Однажды она рассказала своему другу, историку Артуру Шлезингеру-младшему, об ужасной ошибке, которую совершила, спросив мужа о том, что происходит во Вьетнаме. «О, боже мой, малыш, — сказал Кеннеди, используя ласковое обращение, которое, по понятным причинам, ранило Джеки. — Это висело на мне, ты знаешь, весь день. Не напоминай мне об этом снова». Президент только что совершил свой ежедневный заплыв и был в «счастливом вечернем настроении», поэтому ее охватило чувство вины за то, что она затронула эту тему. Он сказал ей: если она хочет узнать, что там происходит, ей следует попросить его советника по национальной безопасности МакГорджа Банди дать ей прочитать все депеши. Она читала еженедельное резюме ЦРУ, а также индийско-пакистанские депеши, главным образом потому, что ей нравился остроумный слог посла в Индии, старого друга Кеннеди и ученого Джона Кеннета Гэлбрейта.

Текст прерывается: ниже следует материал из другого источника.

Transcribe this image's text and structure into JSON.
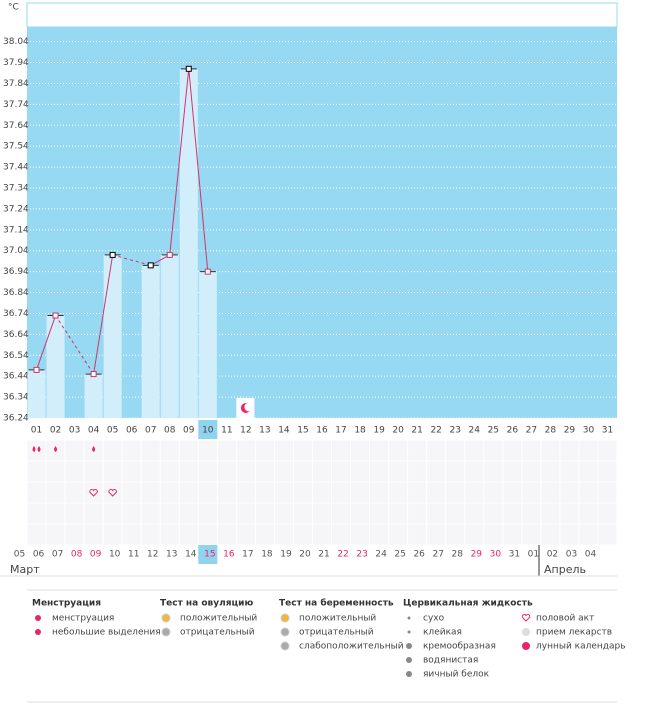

Лишь одна вещь никогда не вызывала в ней интереса — это подробности измен ее мужа, хотя она, конечно, знала, что происходит. Но относилась к его флирту с юмором. В начале их брака она навещала Джека в госпитале, где он находился из-за больной спины. Перед визитом она поужинала с друзьями, и там была прекрасная актриса Грейс Келли. Когда Джеки встала, чтобы уйти, Келли сказала: «Знаете, я всегда хотела встретиться с сенатором Кеннеди». Джеки ответила: «Хотите вернуться со мной в госпиталь и встретиться с ним сейчас?» Джек жаловался, что медсестры не отличались молодостью и привлекательностью, поэтому Джеки попросила Келли надеть шапочку и униформу медсестры и представиться Кеннеди его новой ночной сиделкой. Несколько минут он не узнавал Келли, а потом взорвался от смеха.
Президент постоянно совершал измены, в том числе назначал свидания с совсем молодыми женщинами, в возрасте девятнадцати лет, которые работали в Белом доме. Джеки надо было принять решение: не обращать на это внимания или рискнуть потерять все. Незадолго до инаугурации Кеннеди Джеки написала записку журналисту и писателю Флетчеру Кнебелю. «Я бы описала Джека как похожего на меня в том, что его жизнь — айсберг, — писала она. — Общественная жизнь над водой, а личная жизнь скрыта под водой». Ее собственный отец регулярно обманывал ее мать, и она согласилась принять неверность как норму. Через неделю после десятой годовщины свадьбы Джеки написала письмо своему другу Чарльзу Бартлетту, который познакомил их несколько лет назад. Она сообщала, что без Джека ее жизнь «была бы пустыней, и я бы чувствовала это на каждом шагу».